DISASTERS, NATURAL AND UNNATURAL
BY
JULIANNE MALVEAUX
It has been two weeks since a tsunami wreaked havoc on Indonesia, Sri Lanka, Somalia and other parts of the world. The number who perished nears 150,000 and is likely to exceed that. Millions have been displaced. The world has responded generously, some eagerly and compassionately, and others (including the United States) only after prodding. Money and sympathy have poured, though unevenly, to affected areas during this crisis. (For example, though parts of Africa, especially Somalia, were affected, there has been far less support for people there).
Images of large waves swallowing whole villages, and a rapidly deployed press corps that has told thousands of poignant stories help keep our sympathy and our attention focused on this tragedy. And the personal stories not only tug heartstrings, but also provoke series of questions.
I cannot get a woman out of my mind who, like many others, raced to high ground when she saw big waves coming toward her. She had two children, 4 and 2, and she carried them along with her, holding the hand of the older one, and carrying the younger on her back. She lifted her oldest child and settled him on a roof and turned around, and in that very brief moment, he was swept away by the wave. The other, on her back, was safe, if rattled, and after a futile attempt to save her older child, she kept climbing to higher ground with the younger one.
“I tried to hold on to both of them,” she mournfully told a reporter. “I tried very hard not to let go.” As I read her words I thought of that old gospel song, “Hold on, and don’t you let go”, a metaphor for holding on to faith, even in hard times. I thought of all the mothers, all over the world, who try to hold on to their children in the midst of chaos, in the middle of disasters, natural and unnatural. Mothers are holding on in South Africa, mothers and grandmothers, even as the AIDS epidemic decimates the population. Mothers are holding on, trying to shelter their children, in the face of violence in Iraq. Mothers are holding on, despite hunger, in much of the world, since 46 percent of the world’s population lives on less than two dollars a day. Mothers hold on in inner cities in the United States even as children, wrong place, wrong time, are shot down by random bullets.
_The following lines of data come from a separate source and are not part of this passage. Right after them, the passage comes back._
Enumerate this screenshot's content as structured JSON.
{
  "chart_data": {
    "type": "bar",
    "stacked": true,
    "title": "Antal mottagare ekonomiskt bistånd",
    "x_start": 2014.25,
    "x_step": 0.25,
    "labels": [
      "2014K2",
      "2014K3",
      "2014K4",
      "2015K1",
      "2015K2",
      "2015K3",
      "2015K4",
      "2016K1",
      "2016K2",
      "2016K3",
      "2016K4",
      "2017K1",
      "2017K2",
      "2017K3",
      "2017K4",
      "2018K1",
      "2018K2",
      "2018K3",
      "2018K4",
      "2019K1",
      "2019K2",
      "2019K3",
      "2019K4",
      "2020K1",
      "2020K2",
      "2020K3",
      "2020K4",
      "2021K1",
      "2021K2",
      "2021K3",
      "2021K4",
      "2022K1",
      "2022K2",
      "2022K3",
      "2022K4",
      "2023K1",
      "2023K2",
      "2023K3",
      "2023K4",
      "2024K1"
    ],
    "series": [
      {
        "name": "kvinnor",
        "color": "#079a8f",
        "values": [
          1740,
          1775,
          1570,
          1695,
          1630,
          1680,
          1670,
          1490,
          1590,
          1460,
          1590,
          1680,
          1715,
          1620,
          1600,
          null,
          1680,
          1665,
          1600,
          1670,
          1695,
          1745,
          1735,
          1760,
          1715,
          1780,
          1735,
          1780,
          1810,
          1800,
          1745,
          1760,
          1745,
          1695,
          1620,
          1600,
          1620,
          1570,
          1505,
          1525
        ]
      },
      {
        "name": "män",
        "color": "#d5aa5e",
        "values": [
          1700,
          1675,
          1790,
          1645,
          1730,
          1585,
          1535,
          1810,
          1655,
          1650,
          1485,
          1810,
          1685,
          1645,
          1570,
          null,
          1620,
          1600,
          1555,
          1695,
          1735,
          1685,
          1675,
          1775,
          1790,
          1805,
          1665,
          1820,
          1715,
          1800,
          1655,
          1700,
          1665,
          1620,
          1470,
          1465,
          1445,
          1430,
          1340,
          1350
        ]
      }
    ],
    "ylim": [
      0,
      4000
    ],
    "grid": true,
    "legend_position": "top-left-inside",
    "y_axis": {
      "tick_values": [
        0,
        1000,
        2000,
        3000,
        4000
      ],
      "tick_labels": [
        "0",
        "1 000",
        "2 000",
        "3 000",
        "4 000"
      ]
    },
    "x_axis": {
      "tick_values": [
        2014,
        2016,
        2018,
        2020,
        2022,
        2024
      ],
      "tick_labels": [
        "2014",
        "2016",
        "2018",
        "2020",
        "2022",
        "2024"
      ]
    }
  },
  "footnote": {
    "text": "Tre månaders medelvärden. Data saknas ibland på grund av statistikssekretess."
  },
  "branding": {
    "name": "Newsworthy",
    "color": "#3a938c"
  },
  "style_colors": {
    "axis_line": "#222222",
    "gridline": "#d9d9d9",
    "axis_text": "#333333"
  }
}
As heartened as I am by the outpouring of compassion for victims of the tsunami, I am also disturbed by the lack of compassion for others who hold on, trying not to let go. Colin Powell said he had seen nothing worse than the devastation in Indonesia, but he has been to Darfur, where hundreds of thousands have been killed, and more than a million displaced, and we heard no such pronouncement. I’m not suggesting that areas affected by disasters natural or unnatural compete in a pity sweepstakes for the world’s attention. But I am suggesting that we look at the selective nature of our compassion and the fact that we might spread it around a little more generously.
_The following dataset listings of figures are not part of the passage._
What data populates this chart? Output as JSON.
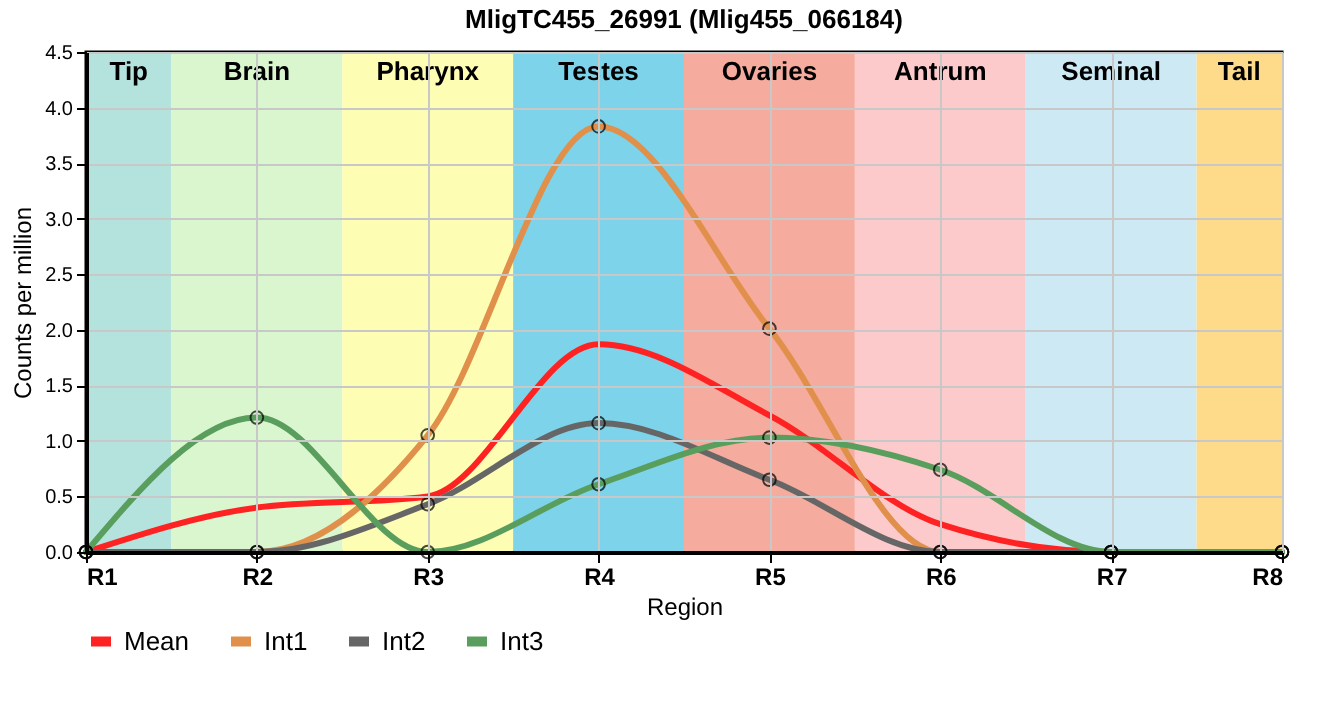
{
  "chart_data": {
    "type": "line",
    "title": "MligTC455_26991 (Mlig455_066184)",
    "xlabel": "Region",
    "ylabel": "Counts per million",
    "categories": [
      "R1",
      "R2",
      "R3",
      "R4",
      "R5",
      "R6",
      "R7",
      "R8"
    ],
    "ylim": [
      0,
      4.5
    ],
    "yticks": [
      {
        "value": 0,
        "label": "0.0"
      },
      {
        "value": 0.5,
        "label": "0.5"
      },
      {
        "value": 1,
        "label": "1.0"
      },
      {
        "value": 1.5,
        "label": "1.5"
      },
      {
        "value": 2,
        "label": "2.0"
      },
      {
        "value": 2.5,
        "label": "2.5"
      },
      {
        "value": 3,
        "label": "3.0"
      },
      {
        "value": 3.5,
        "label": "3.5"
      },
      {
        "value": 4,
        "label": "4.0"
      },
      {
        "value": 4.5,
        "label": "4.5"
      }
    ],
    "grid": true,
    "legend": "bottom left",
    "line_style": "solid",
    "series": [
      {
        "name": "Mean",
        "color": "#ff2222",
        "marker": "none",
        "values": [
          0,
          0.4,
          0.5,
          1.87,
          1.23,
          0.25,
          0,
          0
        ]
      },
      {
        "name": "Int1",
        "color": "#e0904a",
        "marker": "circle",
        "values": [
          0,
          0,
          1.05,
          3.83,
          2.01,
          0,
          0,
          0
        ]
      },
      {
        "name": "Int2",
        "color": "#666666",
        "marker": "circle",
        "values": [
          0,
          0,
          0.43,
          1.16,
          0.65,
          0,
          0,
          0
        ]
      },
      {
        "name": "Int3",
        "color": "#5a9e5e",
        "marker": "circle",
        "values": [
          0,
          1.21,
          0,
          0.61,
          1.03,
          0.74,
          0,
          0
        ]
      }
    ],
    "bands": [
      {
        "axis": "x",
        "from": "R1",
        "to": "R1",
        "label": "Tip",
        "color": "#b4e3de"
      },
      {
        "axis": "x",
        "from": "R2",
        "to": "R2",
        "label": "Brain",
        "color": "#d9f6cf"
      },
      {
        "axis": "x",
        "from": "R3",
        "to": "R3",
        "label": "Pharynx",
        "color": "#fdfdb4"
      },
      {
        "axis": "x",
        "from": "R4",
        "to": "R4",
        "label": "Testes",
        "color": "#7dd3ea"
      },
      {
        "axis": "x",
        "from": "R5",
        "to": "R5",
        "label": "Ovaries",
        "color": "#f5ab9d"
      },
      {
        "axis": "x",
        "from": "R6",
        "to": "R6",
        "label": "Antrum",
        "color": "#fdcacb"
      },
      {
        "axis": "x",
        "from": "R7",
        "to": "R7",
        "label": "Seminal",
        "color": "#cdeaf4"
      },
      {
        "axis": "x",
        "from": "R8",
        "to": "R8",
        "label": "Tail",
        "color": "#fddb8b"
      }
    ]
  }
}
Instead, even in the face of the tsunami’s devastation, there has been scant mention of those African dead in Madagascar, Kenya, Tanzania and Somalia. There, at least several hundred are dead and more than fifty thousand homes have been affected. WE are compassionate toward those Asian dead, but have long been immune to feeling compassion for disasters in Africa. We have, after all, turned our backs on a raging AIDS epidemic, making grand pledges but barely following through. Colin Powell got defensive when UN Relief Agency chief Jan Egeland said our nation was stingy in its giving, but Egeland was on the mark. While the US is the world’s largest net contributor of foreign aid, we give about a third of a percent of our income, while the Dutch give 2.44 percent, Norway gives 1.49 percent, and Switzerland gives more than 1 percent. By objective measures we are more than stingy when it comes to dealing with the rest of the world.
Our stinginess is only compounded by our double standard toward dealing with African and dealing with the rest of the world. Because of the tsunami, many countries, including the United States, are considering debt relief for Indonesia, Thailand, and Sri Lanka. Canada led the way for suggesting a moratorium, or even a forgiveness of debt, just days after the tsunami hit. When an emergency aid summit of the Paris Club (19 creditor nations) met January 12 debt relief was one of the agenda items. Yet where is the discussion of debt relief for Africa, where nations forego spending on health and education in order to pay back interest on their debts? Iraq had $40 billion of foreign debt and interest repayments forgiven by the Paris Club in November, but the African situation remains unaddressed. Somehow we understand that the pressing needs revealed by the tsunami require a different approach to debt in Southeast Asia, but we have not figured out that the pressing needs from the AIDS epidemic in African might also call for similar measures.
If we believe that all human life has value, then we must believe in saving life and alleviating suffering whether that suffering comes from a tidal earthquake or from a health crisis. Yet the drama of the tsunami is far more compelling than the decimation of African population, and aid, debt forgiveness, and compassion flow away from those who have been buried, not under water, but under our indifference.